Here's a version that's 10 times wider (1 block = 0.8 units):

=REPT("█",(A2*10)/8)&SWITCH(FLOOR(MOD(A2*10,8)),0,"",1,"▏",2,"▎",3,"▍",4,"▌",5,"▋",6,"▊",7,"▉")

And here's a version that's ten times narrower (1 block = 80 units):

=REPT("█",(A2/10)/8)&SWITCH(FLOOR(MOD(A2/10,8)),0,"",1,"▏",2,"▎",3,"▍",4,"▌",5,"▋",6,"▊",7,"▉")

Replace the 10 in those formulas with whatever multiplication factor suits your needs.

Advanced customization

A few more things to experiment with, if you're the tinkering type…

Fonts

Most of the fonts in Google Sheets don't support Unicode's Block Elements. Some support the 'full block' character, but don't support any of the partial blocks, which causes the bars to look really janky (because they're using two different fonts). I had you set the font to Calibri because Calibri doesn't support any block characters, so all the characters use Google's fallback font.

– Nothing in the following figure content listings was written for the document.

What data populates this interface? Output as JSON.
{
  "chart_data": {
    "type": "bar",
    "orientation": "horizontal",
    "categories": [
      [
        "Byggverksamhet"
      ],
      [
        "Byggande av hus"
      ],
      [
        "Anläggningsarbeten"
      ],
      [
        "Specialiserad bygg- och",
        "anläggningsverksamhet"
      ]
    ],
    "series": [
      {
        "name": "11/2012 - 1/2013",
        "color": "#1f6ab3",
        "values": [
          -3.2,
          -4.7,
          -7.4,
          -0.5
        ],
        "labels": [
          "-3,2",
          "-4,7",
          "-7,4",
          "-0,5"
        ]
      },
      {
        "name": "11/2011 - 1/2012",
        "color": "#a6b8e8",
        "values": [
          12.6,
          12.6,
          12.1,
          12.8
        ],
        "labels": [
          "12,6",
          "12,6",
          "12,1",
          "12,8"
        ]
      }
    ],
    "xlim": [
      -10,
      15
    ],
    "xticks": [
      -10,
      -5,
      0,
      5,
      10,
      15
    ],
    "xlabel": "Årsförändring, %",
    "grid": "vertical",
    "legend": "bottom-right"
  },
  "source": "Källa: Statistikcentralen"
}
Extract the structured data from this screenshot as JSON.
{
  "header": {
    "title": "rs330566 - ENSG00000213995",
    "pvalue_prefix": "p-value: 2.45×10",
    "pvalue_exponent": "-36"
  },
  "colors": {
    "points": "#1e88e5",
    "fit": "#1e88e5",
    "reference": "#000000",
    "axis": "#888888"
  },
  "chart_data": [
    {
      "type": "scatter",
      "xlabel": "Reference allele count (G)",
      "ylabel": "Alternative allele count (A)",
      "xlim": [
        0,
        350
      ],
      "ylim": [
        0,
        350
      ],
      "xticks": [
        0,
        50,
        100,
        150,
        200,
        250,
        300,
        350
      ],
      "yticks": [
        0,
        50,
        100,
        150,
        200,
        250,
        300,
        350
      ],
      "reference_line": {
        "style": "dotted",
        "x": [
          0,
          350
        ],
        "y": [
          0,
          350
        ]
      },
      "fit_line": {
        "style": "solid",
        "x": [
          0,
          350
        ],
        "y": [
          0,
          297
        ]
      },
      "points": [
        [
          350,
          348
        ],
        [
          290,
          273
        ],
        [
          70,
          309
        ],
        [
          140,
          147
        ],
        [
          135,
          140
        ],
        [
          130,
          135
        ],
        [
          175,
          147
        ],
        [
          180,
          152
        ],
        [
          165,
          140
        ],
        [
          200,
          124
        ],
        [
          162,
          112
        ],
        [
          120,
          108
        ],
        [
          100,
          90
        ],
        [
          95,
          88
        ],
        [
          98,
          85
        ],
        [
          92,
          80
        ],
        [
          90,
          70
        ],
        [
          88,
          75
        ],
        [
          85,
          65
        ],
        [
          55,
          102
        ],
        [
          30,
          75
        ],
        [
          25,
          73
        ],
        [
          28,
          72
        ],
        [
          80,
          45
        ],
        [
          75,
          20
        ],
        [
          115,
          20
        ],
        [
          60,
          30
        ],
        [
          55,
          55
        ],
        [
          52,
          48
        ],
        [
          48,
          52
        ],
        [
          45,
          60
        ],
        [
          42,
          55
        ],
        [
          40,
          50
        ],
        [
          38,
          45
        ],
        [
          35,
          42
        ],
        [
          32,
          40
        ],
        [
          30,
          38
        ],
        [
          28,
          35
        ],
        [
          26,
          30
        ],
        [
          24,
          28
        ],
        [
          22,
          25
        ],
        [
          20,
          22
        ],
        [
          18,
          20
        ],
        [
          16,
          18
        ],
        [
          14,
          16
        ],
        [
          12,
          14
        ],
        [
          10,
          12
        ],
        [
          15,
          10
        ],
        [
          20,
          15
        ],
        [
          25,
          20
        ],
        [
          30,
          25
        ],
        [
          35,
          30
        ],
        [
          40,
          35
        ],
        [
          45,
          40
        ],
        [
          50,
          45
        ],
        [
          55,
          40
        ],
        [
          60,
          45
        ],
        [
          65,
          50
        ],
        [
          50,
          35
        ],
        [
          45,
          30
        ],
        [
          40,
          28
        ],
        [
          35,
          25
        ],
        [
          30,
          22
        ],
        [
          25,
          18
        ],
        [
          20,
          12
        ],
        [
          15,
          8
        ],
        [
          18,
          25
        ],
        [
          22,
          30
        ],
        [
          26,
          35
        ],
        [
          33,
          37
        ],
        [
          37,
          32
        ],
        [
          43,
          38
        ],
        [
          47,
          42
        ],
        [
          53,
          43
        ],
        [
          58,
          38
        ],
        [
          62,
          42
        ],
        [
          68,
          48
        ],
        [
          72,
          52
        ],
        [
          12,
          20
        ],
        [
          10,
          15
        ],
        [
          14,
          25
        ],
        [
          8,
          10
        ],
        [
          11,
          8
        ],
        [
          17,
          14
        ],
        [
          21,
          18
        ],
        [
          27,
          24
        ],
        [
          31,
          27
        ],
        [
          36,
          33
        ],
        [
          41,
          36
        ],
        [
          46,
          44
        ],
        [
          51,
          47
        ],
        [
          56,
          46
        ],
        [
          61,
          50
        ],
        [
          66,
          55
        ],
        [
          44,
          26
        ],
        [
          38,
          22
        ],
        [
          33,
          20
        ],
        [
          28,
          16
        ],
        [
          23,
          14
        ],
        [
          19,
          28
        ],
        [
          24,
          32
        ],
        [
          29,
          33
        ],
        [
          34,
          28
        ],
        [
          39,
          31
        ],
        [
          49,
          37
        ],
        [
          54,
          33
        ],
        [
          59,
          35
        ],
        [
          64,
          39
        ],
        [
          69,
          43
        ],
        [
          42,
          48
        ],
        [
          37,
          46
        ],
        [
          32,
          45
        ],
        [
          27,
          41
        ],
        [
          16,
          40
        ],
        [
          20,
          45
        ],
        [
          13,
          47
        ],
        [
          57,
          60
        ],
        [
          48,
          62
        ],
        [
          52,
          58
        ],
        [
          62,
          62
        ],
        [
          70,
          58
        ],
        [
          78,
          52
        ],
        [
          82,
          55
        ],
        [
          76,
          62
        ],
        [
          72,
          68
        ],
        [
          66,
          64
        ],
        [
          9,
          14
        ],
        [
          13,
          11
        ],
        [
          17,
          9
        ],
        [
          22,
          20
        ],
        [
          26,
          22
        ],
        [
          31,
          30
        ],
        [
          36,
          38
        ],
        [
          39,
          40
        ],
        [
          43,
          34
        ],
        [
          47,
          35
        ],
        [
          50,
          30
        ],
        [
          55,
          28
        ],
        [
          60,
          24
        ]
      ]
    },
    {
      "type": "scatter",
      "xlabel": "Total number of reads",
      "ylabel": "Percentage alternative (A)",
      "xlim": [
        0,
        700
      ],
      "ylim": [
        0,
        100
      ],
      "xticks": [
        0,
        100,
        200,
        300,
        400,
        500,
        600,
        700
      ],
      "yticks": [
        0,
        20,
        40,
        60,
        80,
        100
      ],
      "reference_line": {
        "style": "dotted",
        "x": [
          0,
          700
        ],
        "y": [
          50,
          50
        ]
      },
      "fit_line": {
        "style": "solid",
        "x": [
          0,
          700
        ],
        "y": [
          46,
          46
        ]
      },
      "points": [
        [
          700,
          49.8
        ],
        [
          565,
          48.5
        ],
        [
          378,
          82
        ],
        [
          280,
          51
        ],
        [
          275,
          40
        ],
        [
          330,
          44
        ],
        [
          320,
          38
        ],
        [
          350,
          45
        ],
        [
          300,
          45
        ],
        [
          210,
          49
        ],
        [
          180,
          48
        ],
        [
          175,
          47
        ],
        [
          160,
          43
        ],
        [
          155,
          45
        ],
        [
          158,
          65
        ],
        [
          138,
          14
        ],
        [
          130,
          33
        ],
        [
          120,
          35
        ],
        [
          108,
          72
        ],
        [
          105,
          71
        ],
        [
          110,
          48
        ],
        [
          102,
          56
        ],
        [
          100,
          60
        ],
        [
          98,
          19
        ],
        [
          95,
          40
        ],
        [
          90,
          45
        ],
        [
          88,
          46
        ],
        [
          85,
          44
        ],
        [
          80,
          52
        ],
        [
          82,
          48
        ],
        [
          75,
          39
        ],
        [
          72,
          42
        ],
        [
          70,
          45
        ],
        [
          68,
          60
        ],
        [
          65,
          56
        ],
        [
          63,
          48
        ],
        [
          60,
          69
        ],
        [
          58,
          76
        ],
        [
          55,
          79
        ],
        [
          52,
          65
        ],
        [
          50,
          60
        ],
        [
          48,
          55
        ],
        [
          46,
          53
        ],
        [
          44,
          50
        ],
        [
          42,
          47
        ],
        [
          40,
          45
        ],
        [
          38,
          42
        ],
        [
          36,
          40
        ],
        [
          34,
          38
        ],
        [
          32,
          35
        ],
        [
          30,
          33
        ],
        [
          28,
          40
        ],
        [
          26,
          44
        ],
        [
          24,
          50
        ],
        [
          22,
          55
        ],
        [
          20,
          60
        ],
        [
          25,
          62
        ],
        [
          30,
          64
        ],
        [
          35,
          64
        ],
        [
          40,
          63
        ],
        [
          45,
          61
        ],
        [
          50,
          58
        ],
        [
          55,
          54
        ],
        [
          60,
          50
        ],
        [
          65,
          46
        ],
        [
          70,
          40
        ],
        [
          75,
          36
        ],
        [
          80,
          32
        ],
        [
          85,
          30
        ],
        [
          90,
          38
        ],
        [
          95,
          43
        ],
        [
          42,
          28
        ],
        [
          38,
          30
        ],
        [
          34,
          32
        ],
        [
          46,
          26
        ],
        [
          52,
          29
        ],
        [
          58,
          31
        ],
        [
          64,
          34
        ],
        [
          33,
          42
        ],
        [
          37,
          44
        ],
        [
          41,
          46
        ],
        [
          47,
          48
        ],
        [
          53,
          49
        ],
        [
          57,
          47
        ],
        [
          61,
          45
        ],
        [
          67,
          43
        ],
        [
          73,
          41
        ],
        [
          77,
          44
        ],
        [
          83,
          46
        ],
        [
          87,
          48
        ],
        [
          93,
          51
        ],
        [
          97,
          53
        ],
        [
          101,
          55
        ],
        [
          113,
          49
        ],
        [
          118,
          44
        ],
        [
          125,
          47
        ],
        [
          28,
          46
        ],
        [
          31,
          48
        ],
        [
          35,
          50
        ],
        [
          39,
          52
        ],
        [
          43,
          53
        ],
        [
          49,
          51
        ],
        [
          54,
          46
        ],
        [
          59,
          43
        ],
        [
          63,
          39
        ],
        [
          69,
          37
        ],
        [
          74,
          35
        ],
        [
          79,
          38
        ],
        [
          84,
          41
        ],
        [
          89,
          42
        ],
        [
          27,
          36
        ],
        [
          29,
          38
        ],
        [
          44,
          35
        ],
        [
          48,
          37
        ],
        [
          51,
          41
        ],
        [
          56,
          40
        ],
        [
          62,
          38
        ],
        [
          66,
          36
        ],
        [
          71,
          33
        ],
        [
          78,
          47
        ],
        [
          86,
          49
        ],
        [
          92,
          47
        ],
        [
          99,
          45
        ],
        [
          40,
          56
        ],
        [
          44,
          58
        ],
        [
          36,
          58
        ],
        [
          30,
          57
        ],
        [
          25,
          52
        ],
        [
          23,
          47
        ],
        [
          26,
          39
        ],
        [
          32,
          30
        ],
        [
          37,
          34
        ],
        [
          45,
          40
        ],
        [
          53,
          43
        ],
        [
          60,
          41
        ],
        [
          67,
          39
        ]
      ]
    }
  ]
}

However, there are a few fonts available in Google Sheets that do support all the block characters and can be used to tweak the appearance. The only two I've managed to find are Source Code Pro and Fira Mono (or Fira Code). Both of these make the blocks much narrower, and the Fira fonts also make the blocks very tall. You can find these fonts by clicking the "More fonts" button in the font menu and searching for them.

Vertical bars

If you want to make a vertical bar chart, the easiest way is likely to simply use Google Sheets' text rotation options with the above formula. However, Unicode's Block Elements also includes lower partial blocks just like the left-aligned ones, so you could adapt the formula to use those.

Gridlines

If you want gridlines every 8 units, you could simply add a space after each full block (i.e. in the formula, change "█" to "█ "). To make the gridlines thinner, you might try using a thin space ("█ ") or a hair space ("█ ") (see this page for more info).

However, there is no easy way to add gridlines at any interval besides 8 (or multiples of 8). I attempted to make a formula that could support gridlines at any interval by making the bars stretch across multiple columns, but I couldn't find a way to make it not-ugly and gave up.

Right-aligned bars

Currently, it isn't possible to make the bars look correct while right-aligned, because the block characters are all left-aligned. Even with the right-to-left marker, there's no way to make them line up nicely on the right edge.

However, this may change in the very near future! Released just last month, Unicode 13.0 added the Symbols for Legacy Computing block, which includes right-aligned versions of all the block characters we're using. Only a few fonts have implemented it so far, and none of them are in Google Fonts yet. Hopefully that changes within the next few months.